Now, having sufficiently fooled or rationalized or intellectualized or inspired myself . . . I present you with our latest thinking on clinical interviewing vs. counseling and psychotherapy.

Clinical interviewing vs. Counseling and Psychotherapy

Students often ask: “What’s the difference between a clinical interview and counseling or psychotherapy?” This is an excellent question and although it’s tempting to answer flatly, “There’s no difference whatsoever” the question deserves a more nuanced response.

The clinical interview is a remarkably flexible and ubiquitous interpersonal process. It’s designed to simultaneously initiate a therapeutic relationship, gather assessment information, and begin therapy. As such, it’s the entry point for clients (or patients) seeking mental health treatment, case management, or any form of counseling. Depending on setting, clinician discipline, theoretical orientation, and other factors, the clinical interview is also commonly known as the intake interview, the initial interview, the psychiatric interview, the diagnostic interview, the first contact or meeting, or any one of a number of other idiosyncratic and theoretically-driven names (Sommers-Flanagan, 2016, in press).

Although it includes therapeutic dimensions, the clinical interview is viewed primarily as an assessment procedure. This is one reason why clinical interviewing is typically included within the assessment portion of course curricula in counseling, psychology, psychiatry, psychiatric nursing, and social work. However, beginning with Constance Fischer’s work on Individualized Psychological Assessment and continuing with Stephen Finn’s articulation and development of therapeutic assessment, it’s also clear that, when done well, clinical assessment is or can be simultaneously therapeutic.
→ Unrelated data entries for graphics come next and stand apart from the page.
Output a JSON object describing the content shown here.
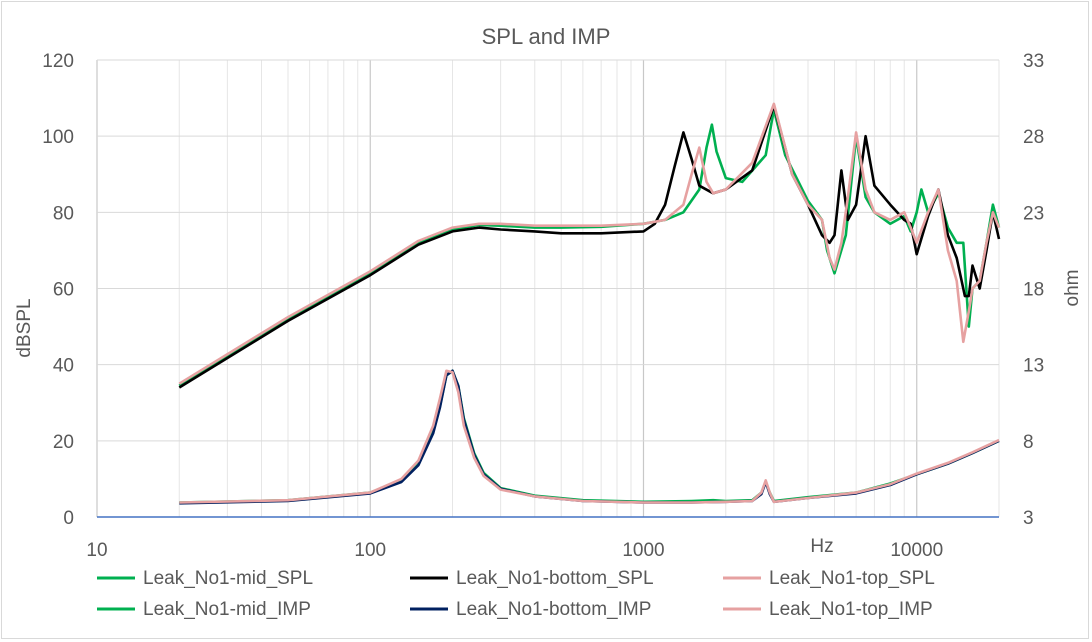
{
  "chart_data": {
    "type": "line",
    "title": "SPL and IMP",
    "xlabel": "Hz",
    "ylabel": "dBSPL",
    "y2label": "ohm",
    "xscale": "log",
    "xlim": [
      10,
      20000
    ],
    "ylim": [
      0,
      120
    ],
    "y2lim": [
      3,
      33
    ],
    "x_ticks": [
      "10",
      "100",
      "1000",
      "10000"
    ],
    "y_ticks": [
      "0",
      "20",
      "40",
      "60",
      "80",
      "100",
      "120"
    ],
    "y2_ticks": [
      "3",
      "8",
      "13",
      "18",
      "23",
      "28",
      "33"
    ],
    "grid": true,
    "legend_position": "bottom",
    "series": [
      {
        "name": "Leak_No1-mid_SPL",
        "axis": "left",
        "color": "#00b050",
        "x": [
          20,
          50,
          100,
          150,
          200,
          250,
          300,
          400,
          500,
          700,
          1000,
          1200,
          1400,
          1600,
          1700,
          1780,
          1850,
          2000,
          2300,
          2800,
          3000,
          3300,
          4000,
          4500,
          4700,
          5000,
          5500,
          6000,
          6500,
          7000,
          8000,
          9000,
          9500,
          10000,
          10400,
          11000,
          12000,
          13000,
          14000,
          14800,
          15500,
          16000,
          17000,
          18000,
          19000,
          20000
        ],
        "y": [
          34.5,
          52,
          64,
          72,
          75.5,
          76.7,
          76.5,
          76,
          76,
          76.2,
          77,
          78,
          80,
          86,
          97,
          103,
          96,
          89,
          88,
          95,
          107,
          95,
          83,
          78,
          70,
          64,
          74,
          100,
          84,
          80,
          77,
          79,
          75,
          80,
          86,
          80,
          85,
          76,
          72,
          72,
          50,
          60,
          62,
          72,
          82,
          76
        ]
      },
      {
        "name": "Leak_No1-bottom_SPL",
        "axis": "left",
        "color": "#000000",
        "x": [
          20,
          50,
          100,
          150,
          200,
          250,
          300,
          400,
          500,
          700,
          1000,
          1100,
          1200,
          1300,
          1400,
          1500,
          1600,
          1800,
          2000,
          2500,
          3000,
          3500,
          4000,
          4500,
          4800,
          5000,
          5300,
          5600,
          6000,
          6500,
          7000,
          8000,
          9000,
          9500,
          10000,
          11000,
          12000,
          13000,
          14000,
          15000,
          15500,
          16000,
          17000,
          18000,
          19000,
          20000
        ],
        "y": [
          34,
          51.5,
          63.5,
          71.5,
          75,
          76,
          75.5,
          75,
          74.5,
          74.5,
          75,
          77,
          82,
          92,
          101,
          94,
          87,
          85,
          86,
          91,
          108,
          90,
          82,
          74,
          72,
          74,
          91,
          78,
          82,
          100,
          87,
          82,
          78,
          77,
          69,
          79,
          86,
          74,
          68,
          58,
          58,
          66,
          60,
          70,
          80,
          73
        ]
      },
      {
        "name": "Leak_No1-top_SPL",
        "axis": "left",
        "color": "#e6a1a1",
        "x": [
          20,
          50,
          100,
          150,
          200,
          250,
          300,
          400,
          500,
          700,
          1000,
          1200,
          1400,
          1500,
          1600,
          1700,
          1800,
          2000,
          2500,
          3000,
          3500,
          4000,
          4500,
          4800,
          5000,
          5300,
          5600,
          6000,
          6500,
          7000,
          8000,
          9000,
          9500,
          10000,
          11000,
          12000,
          13000,
          14000,
          14800,
          15500,
          16000,
          17000,
          18000,
          19000,
          20000
        ],
        "y": [
          35,
          52.5,
          64.5,
          72.5,
          76,
          77,
          77,
          76.5,
          76.5,
          76.5,
          77,
          78,
          82,
          90,
          97,
          88,
          85,
          86,
          93,
          108.5,
          90,
          82,
          78,
          68,
          65,
          72,
          84,
          101,
          86,
          80,
          78,
          80,
          76,
          72,
          80,
          86,
          70,
          62,
          46,
          54,
          60,
          62,
          72,
          80,
          76
        ]
      },
      {
        "name": "Leak_No1-mid_IMP",
        "axis": "right",
        "color": "#00b050",
        "x": [
          20,
          50,
          100,
          130,
          150,
          170,
          180,
          190,
          200,
          210,
          220,
          240,
          260,
          300,
          400,
          600,
          1000,
          1500,
          1800,
          2000,
          2500,
          2700,
          2800,
          2900,
          3000,
          3200,
          4000,
          6000,
          8000,
          10000,
          13000,
          16000,
          20000
        ],
        "y": [
          3.95,
          4.1,
          4.6,
          5.4,
          6.5,
          8.6,
          10.3,
          12.3,
          12.6,
          11.6,
          9.5,
          7.2,
          5.9,
          4.9,
          4.4,
          4.1,
          4.0,
          4.05,
          4.1,
          4.05,
          4.1,
          4.6,
          5.3,
          4.6,
          4.05,
          4.1,
          4.3,
          4.6,
          5.2,
          5.8,
          6.5,
          7.2,
          8.0
        ]
      },
      {
        "name": "Leak_No1-bottom_IMP",
        "axis": "right",
        "color": "#002060",
        "x": [
          20,
          50,
          100,
          130,
          150,
          170,
          180,
          190,
          200,
          210,
          220,
          240,
          260,
          300,
          400,
          600,
          1000,
          1500,
          2000,
          2500,
          2700,
          2800,
          2900,
          3000,
          3200,
          4000,
          6000,
          8000,
          10000,
          13000,
          16000,
          20000
        ],
        "y": [
          3.9,
          4.05,
          4.55,
          5.3,
          6.4,
          8.5,
          10.2,
          12.3,
          12.6,
          11.6,
          9.4,
          7.1,
          5.8,
          4.85,
          4.35,
          4.05,
          3.95,
          3.95,
          4.0,
          4.05,
          4.5,
          5.3,
          4.5,
          4.0,
          4.05,
          4.25,
          4.55,
          5.1,
          5.8,
          6.5,
          7.2,
          8.0
        ]
      },
      {
        "name": "Leak_No1-top_IMP",
        "axis": "right",
        "color": "#e6a1a1",
        "x": [
          20,
          50,
          100,
          130,
          150,
          170,
          180,
          190,
          200,
          210,
          220,
          240,
          260,
          300,
          400,
          600,
          1000,
          1500,
          2000,
          2500,
          2700,
          2800,
          2900,
          3000,
          3200,
          4000,
          6000,
          8000,
          10000,
          13000,
          16000,
          20000
        ],
        "y": [
          3.95,
          4.1,
          4.6,
          5.5,
          6.7,
          9.0,
          10.8,
          12.6,
          12.5,
          11.2,
          9.0,
          6.9,
          5.7,
          4.8,
          4.35,
          4.05,
          3.95,
          3.95,
          4.0,
          4.05,
          4.6,
          5.4,
          4.6,
          4.0,
          4.05,
          4.25,
          4.6,
          5.15,
          5.85,
          6.55,
          7.25,
          8.05
        ]
      }
    ]
  }
}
To make matters more complex, every attitude, technique, and strategy described in this text are also the attitudes, techniques, and strategies used in counseling and psychotherapy. Examples (along with their theoretical orientations) range from projective questions (psychoanalytic), therapeutic questions (solution-focused therapy), unconditional positive regard (person-centered), to psychoeducation (cognitive behavior therapy). Even further, some theoretical orientations ignore or de-emphasize assessment to such an extent that the traditional initial clinical assessment interview is transformed completely into an intervention (think solution-focused or narrative). In other cases, the clinical setting or client problem require that single therapy sessions involve an entire course of counseling or psychotherapy. For example,

“. . . in a crisis situation, a mental health professional might conduct a clinical interview designed to quickly establish . . . an alliance, gather assessment data, formulate and discuss an initial treatment plan, and implement an intervention or make a referral.” (Sommers-Flanagan et al., 2015, p. 2)
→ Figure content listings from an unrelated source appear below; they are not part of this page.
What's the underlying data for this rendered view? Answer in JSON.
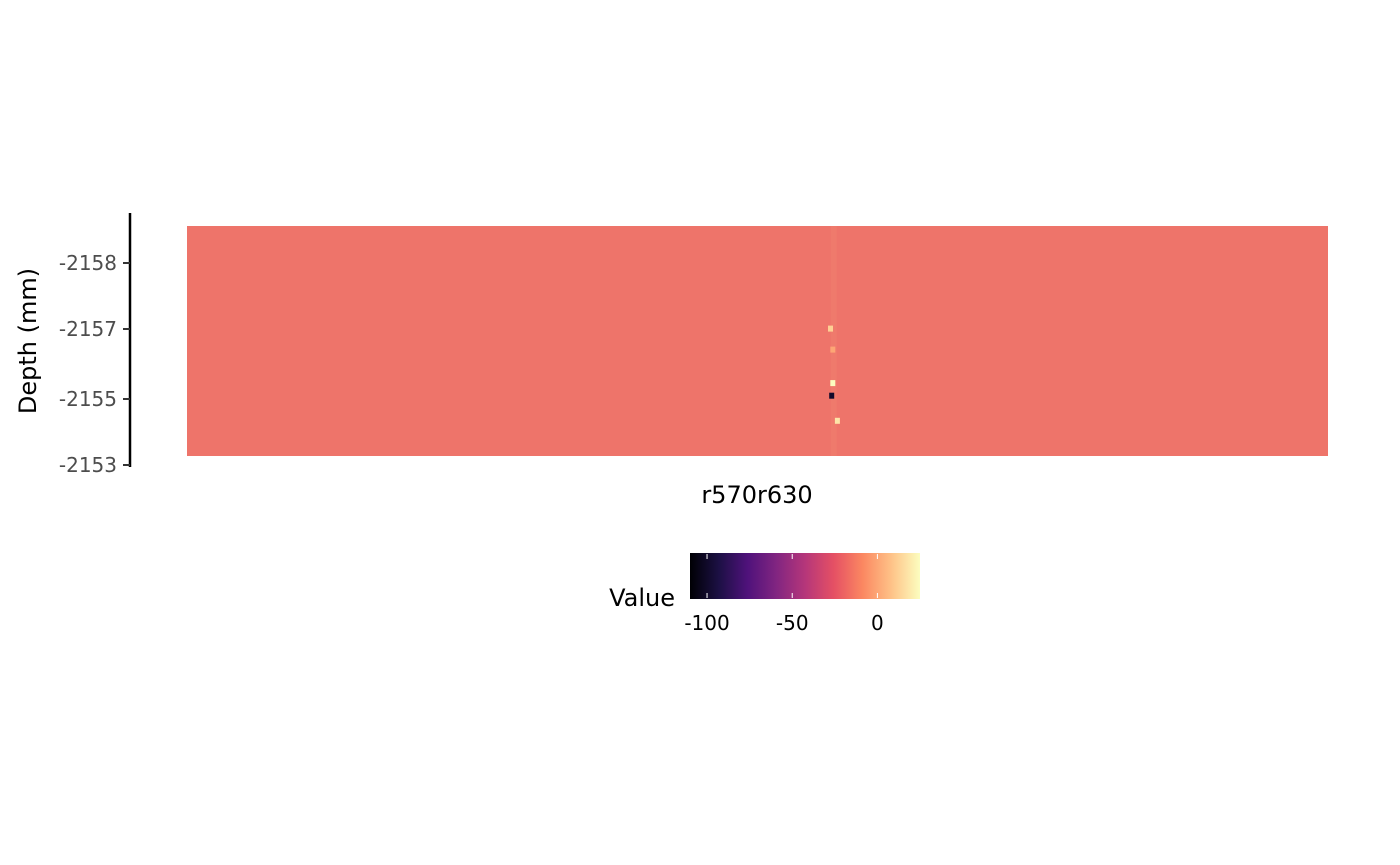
{
  "chart_data": {
    "type": "heatmap",
    "title": "",
    "xlabel": "r570r630",
    "ylabel": "Depth (mm)",
    "y_ticks": [
      "-2158",
      "-2157",
      "-2155",
      "-2153"
    ],
    "y_tick_values": [
      -2158,
      -2157,
      -2155,
      -2153
    ],
    "ylim": [
      -2158.55,
      -2153.06
    ],
    "x_categories": [
      "r570r630"
    ],
    "dominant_value": 5,
    "dominant_color": "#ee746a",
    "anomalies": [
      {
        "x_frac": 0.566,
        "depth": -2154.8,
        "value": 40
      },
      {
        "x_frac": 0.565,
        "depth": -2154.5,
        "value": -100
      },
      {
        "x_frac": 0.57,
        "depth": -2153.9,
        "value": 18
      },
      {
        "x_frac": 0.566,
        "depth": -2155.6,
        "value": 0
      },
      {
        "x_frac": 0.564,
        "depth": -2156.1,
        "value": 12
      }
    ],
    "legend": {
      "title": "Value",
      "position": "bottom",
      "min": -110,
      "max": 25,
      "ticks": [
        "-100",
        "-50",
        "0"
      ],
      "tick_values": [
        -100,
        -50,
        0
      ],
      "palette": [
        "#000004",
        "#1c1044",
        "#4f127b",
        "#812581",
        "#b5367a",
        "#e55064",
        "#fb8761",
        "#fec287",
        "#fcfdbf"
      ]
    },
    "grid": false
  }
}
From this perspective, not only is the clinical interview always the starting point for counseling, psychotherapy, and case management, it also may be the end-point. This is partly because many clients stop treatment after only one therapy session.
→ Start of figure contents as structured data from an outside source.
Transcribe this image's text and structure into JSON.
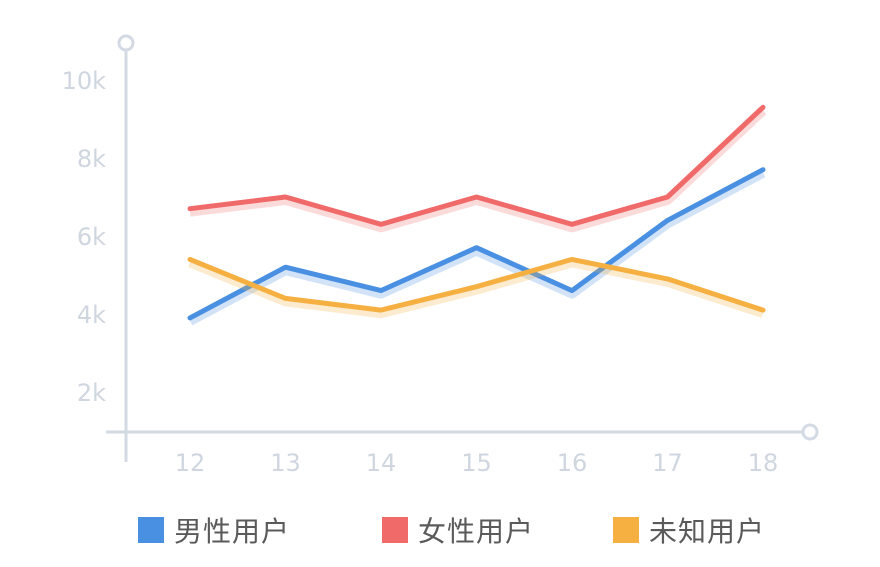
{
  "chart_data": {
    "type": "line",
    "x": [
      12,
      13,
      14,
      15,
      16,
      17,
      18
    ],
    "y_ticks": [
      "2k",
      "4k",
      "6k",
      "8k",
      "10k"
    ],
    "y_tick_values": [
      2000,
      4000,
      6000,
      8000,
      10000
    ],
    "ylim": [
      0,
      11000
    ],
    "grid": false,
    "legend_position": "bottom",
    "series": [
      {
        "name": "男性用户",
        "color": "#4a90e2",
        "values": [
          3900,
          5200,
          4600,
          5700,
          4600,
          6400,
          7700
        ]
      },
      {
        "name": "女性用户",
        "color": "#f06a6a",
        "values": [
          6700,
          7000,
          6300,
          7000,
          6300,
          7000,
          9300
        ]
      },
      {
        "name": "未知用户",
        "color": "#f5b041",
        "values": [
          5400,
          4400,
          4100,
          4700,
          5400,
          4900,
          4100
        ]
      }
    ]
  }
}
There may be other situations where an ordinary therapy session (if there is such a thing) can suddenly transform into a clinical assessment interview. The most common example of this involves suicide assessment interviewing (see Chapter 10). If and when clients begin talking about suicide ideation or exhibiting other suicide risk factors, the usual and customary standard of practice for all mental health and healthcare professionals is to smoothly shift the clinical focus from whatever was happening to a state-of-the-art suicide assessment.

All this leads us to the stunning conclusion: Everything that happens in a full course of counseling or psychotherapy may also occur within the context of a single clinical interview—and vice versa. Although it’s usually the starting point of counseling and psychotherapy, parts of a traditional clinical interview also occur during counseling and psychotherapy, regardless of theoretical orientation. The entire range of attitudes, techniques, and strategies you learn from this text constitute the foundation of skills you’ll need for conducting more advanced and theoretically specific counseling or psychotherapy.